Combine all of that with a kind of bravado and pro-humanism that permeates the narrative -- despite Verhoeven's intentions, perhaps? -- and you've got a film that many (myself included) come back to time and time again.
And the memes, Gods, the memes! The film is the gift that keeps on giving (yes, I grew up watching it and haven't read the book (: ... yet!).
You need to read the book, man.
I really do -- especially since I'll be embarking on a massive sci-fi writing project in the coming year.
Right now, I'm reading the Deathworld omnibus by Harry Harrison, a childhood favourite full of hidden gems and fantastic characters (old man bought it for me knowing how much we both love it). I've a bit of a sci-fi reading list for the next 6 months, so I suppose I'll have to add it!

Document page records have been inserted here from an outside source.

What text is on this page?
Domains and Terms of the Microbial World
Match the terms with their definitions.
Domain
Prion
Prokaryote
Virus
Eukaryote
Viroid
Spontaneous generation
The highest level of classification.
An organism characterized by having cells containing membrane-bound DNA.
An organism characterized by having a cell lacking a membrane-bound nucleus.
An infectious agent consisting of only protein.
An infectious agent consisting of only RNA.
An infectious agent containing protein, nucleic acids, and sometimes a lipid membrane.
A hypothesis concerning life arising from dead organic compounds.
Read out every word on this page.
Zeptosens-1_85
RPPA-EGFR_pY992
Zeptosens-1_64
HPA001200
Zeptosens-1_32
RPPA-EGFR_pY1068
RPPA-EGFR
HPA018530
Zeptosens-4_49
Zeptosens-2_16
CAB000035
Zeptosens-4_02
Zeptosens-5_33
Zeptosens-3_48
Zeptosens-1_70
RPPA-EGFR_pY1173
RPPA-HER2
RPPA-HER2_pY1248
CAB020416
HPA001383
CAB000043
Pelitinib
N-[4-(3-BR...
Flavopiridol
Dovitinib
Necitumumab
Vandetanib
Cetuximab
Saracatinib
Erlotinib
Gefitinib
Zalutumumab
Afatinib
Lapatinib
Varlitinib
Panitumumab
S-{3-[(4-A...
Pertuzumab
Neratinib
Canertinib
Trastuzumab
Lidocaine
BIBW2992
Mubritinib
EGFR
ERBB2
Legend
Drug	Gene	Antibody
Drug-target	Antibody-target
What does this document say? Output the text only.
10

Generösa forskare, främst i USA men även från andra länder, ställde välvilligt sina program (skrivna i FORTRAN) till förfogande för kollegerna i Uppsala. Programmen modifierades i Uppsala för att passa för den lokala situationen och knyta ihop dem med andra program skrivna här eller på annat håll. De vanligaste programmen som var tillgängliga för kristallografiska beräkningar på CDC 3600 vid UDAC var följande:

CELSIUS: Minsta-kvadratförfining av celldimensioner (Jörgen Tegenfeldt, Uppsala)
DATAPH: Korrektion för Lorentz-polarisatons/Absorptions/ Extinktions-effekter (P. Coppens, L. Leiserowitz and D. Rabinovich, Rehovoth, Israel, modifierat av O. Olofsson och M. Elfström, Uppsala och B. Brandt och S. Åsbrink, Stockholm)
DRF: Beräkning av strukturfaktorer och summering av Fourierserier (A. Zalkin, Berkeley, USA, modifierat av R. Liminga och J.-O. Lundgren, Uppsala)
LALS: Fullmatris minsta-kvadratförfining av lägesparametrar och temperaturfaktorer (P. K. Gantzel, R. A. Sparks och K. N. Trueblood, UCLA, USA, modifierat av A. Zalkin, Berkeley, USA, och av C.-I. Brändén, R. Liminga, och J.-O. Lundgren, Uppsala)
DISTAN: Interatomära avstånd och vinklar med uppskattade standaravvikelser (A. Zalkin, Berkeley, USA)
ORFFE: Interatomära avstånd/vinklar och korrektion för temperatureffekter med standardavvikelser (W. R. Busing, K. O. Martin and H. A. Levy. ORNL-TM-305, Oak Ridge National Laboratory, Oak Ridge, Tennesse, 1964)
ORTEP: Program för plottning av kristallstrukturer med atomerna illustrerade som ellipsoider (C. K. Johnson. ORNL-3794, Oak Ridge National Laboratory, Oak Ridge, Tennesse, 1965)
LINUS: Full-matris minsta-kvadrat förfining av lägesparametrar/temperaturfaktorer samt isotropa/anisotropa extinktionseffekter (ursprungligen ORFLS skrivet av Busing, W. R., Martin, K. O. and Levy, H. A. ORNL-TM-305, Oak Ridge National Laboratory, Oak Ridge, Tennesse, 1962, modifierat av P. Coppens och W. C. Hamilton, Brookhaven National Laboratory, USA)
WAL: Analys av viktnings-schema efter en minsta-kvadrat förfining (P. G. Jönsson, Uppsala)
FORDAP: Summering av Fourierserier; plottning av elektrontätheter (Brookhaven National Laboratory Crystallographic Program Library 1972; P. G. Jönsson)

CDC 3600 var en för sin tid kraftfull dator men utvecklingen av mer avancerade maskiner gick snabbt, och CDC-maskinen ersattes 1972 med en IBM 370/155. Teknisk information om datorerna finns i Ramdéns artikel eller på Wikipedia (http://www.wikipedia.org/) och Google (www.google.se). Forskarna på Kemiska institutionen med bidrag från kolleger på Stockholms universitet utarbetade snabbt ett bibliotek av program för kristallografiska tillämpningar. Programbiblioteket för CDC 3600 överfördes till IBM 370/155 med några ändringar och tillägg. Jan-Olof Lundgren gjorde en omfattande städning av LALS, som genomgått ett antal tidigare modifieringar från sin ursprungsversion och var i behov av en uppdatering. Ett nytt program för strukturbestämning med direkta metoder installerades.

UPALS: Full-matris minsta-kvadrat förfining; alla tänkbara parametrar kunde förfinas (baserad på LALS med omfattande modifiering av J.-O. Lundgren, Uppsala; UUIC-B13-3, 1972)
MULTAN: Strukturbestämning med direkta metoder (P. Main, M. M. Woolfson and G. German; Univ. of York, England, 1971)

Theft of Fire is on that list, too, but are there any others that you'd recommend? I'd say the project resembles an Event Horizon style backstory set in a Lovecraftian universe. Super excited for it!
"I don't think he ever really understood Heinlein's book"
He said he didn't read it, he knew enough about it to despise it and make a movie mocking it just from what he was told about it. Typical leftist.
Typical lib arrogance, assuming their political opponents are just stupid and ignorant, and therefore easy to refute.
Major dick move, no doubt about it, but I can't say I'm surprised. For me it's hard to completely condemn the guy because his arrogance led to him fucking up his own satire completely, resulting in a strange film that is almost universally loved, and serves as a kind of cautionary tale about ideological film making.
The film -- however mangled, plot hole-ridden, and cooky -- is still a lot of fun. I can't hate Verhoeven for it; he's a product of his time above all else.
Verhoeven never read the book. He boasts about it. Says he put it down after several pages because he was repulsed by its "fascist" themes. And there you have it.
Riddle me this. What's more revolting, attempting to interpret an author you vehemently disagree with, or not even bothering to _read_ their work because you have your mind made up. Exactly.
I'd have to check my copy, but I don't remember Bitcoin or Sats being mentioned. But that does make it more futuristic.
I'm going to have to read this at work, when I've got more time.
As I said, I took liberties. The book was written in 59 so the tech stack needs updating.